Genomic research targets study of genomes of different species. It studies roles assumed by multiple genetic factors and the way they interact with surrounding environment under different conditions. A study of Homo sapiens involves searching through approximately 3 billion base pairs of DNA, containing protein coding genes, RNA genes, cis-regulatory elements, long range regulatory elements and transposable elements. Where this field intersects deep learning has far reaching impact in medicine, pharmacy, agriculture etc. Deep learning can be very useful in exploring gene expression, including its prediction, in regulatory genomics (i.e. finding promoters and enhancers), splicing, transcription factors and RNA-binding proteins, mutations/ polymorphisms and genetic variants among others. The field is nascent though. The predictive performances in most problems have not reached the expectation for real-world applications; neither the interpretations of these abstract models seem to elucidate insightful knowledge.

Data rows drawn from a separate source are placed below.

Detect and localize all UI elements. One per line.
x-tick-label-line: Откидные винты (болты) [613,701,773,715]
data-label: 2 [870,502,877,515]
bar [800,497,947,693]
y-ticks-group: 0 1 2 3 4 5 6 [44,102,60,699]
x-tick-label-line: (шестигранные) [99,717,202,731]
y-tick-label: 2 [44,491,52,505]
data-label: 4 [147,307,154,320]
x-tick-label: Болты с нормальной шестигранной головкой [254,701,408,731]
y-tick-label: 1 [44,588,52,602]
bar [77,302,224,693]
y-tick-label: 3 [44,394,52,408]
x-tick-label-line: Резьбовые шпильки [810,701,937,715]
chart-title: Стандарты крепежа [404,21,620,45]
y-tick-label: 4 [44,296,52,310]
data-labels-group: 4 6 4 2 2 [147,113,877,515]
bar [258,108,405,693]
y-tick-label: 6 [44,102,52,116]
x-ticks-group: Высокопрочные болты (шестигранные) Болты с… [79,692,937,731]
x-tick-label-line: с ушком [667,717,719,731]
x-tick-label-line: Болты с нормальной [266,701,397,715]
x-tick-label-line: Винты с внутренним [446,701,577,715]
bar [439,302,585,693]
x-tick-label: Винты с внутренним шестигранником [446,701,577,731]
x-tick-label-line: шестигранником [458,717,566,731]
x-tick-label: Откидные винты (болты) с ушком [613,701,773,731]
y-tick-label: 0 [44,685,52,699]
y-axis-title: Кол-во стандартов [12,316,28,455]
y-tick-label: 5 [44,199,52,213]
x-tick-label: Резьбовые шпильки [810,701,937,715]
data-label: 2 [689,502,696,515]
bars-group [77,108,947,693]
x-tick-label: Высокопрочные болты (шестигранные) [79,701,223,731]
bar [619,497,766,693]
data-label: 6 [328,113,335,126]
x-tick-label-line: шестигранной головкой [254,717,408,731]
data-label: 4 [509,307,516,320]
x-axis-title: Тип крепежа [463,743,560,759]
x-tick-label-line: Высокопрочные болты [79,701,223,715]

As the “neural” part in Artificial Neural Network (ANN) suggests, the ANNs are brain-inspired systems which are intended to replicate the way that we humans learn. Neural networks consist of input and output layers, as well as (in most cases) a hidden layer(s) consisting of units that transform the input into something that the output layer can use. Deep learning tools, inspired by real neural networks hence, are those algorithms that use a cascade of multiple layers neurons each serving a specific task. Each successive layer uses the output from the previous layer as input. While at the outset, I did say that there is nothing ‘deep’ about deep learning, technically one can say that just how deep a network is depends on the number of hidden layers deployed. The more the layers, the deeper is the network. They are excellent tools for finding patterns which are far too complex or numerous for a human programmer to extract and teach the machine to recognize. While neural networks existed since 1940s as perceptrons, they have become a serious tool for use only after 80s due to a technique called backpropagation, which allows networks to adjust their hidden layers of neurons in situations where outcome does match the expected. There are many types of neural networks. The most basic type is the feedforward type, the more popular is recurrent type and then there are convolutional neural networks, Boltzmann machines, Hopfield networks amongst others. Picking the right network depends on the data one has to train it with and the specific application in mind.

Hopefully, some day, we would be able to place all jigsaw pieces of the puzzle together. We would then be able to not only get good results, but have information bottleneck or any other tool explain why it should work anyways. And hopefully, that substantial, deep learning could pave way to provide deeper insights (no pun intended) on just how the brain works.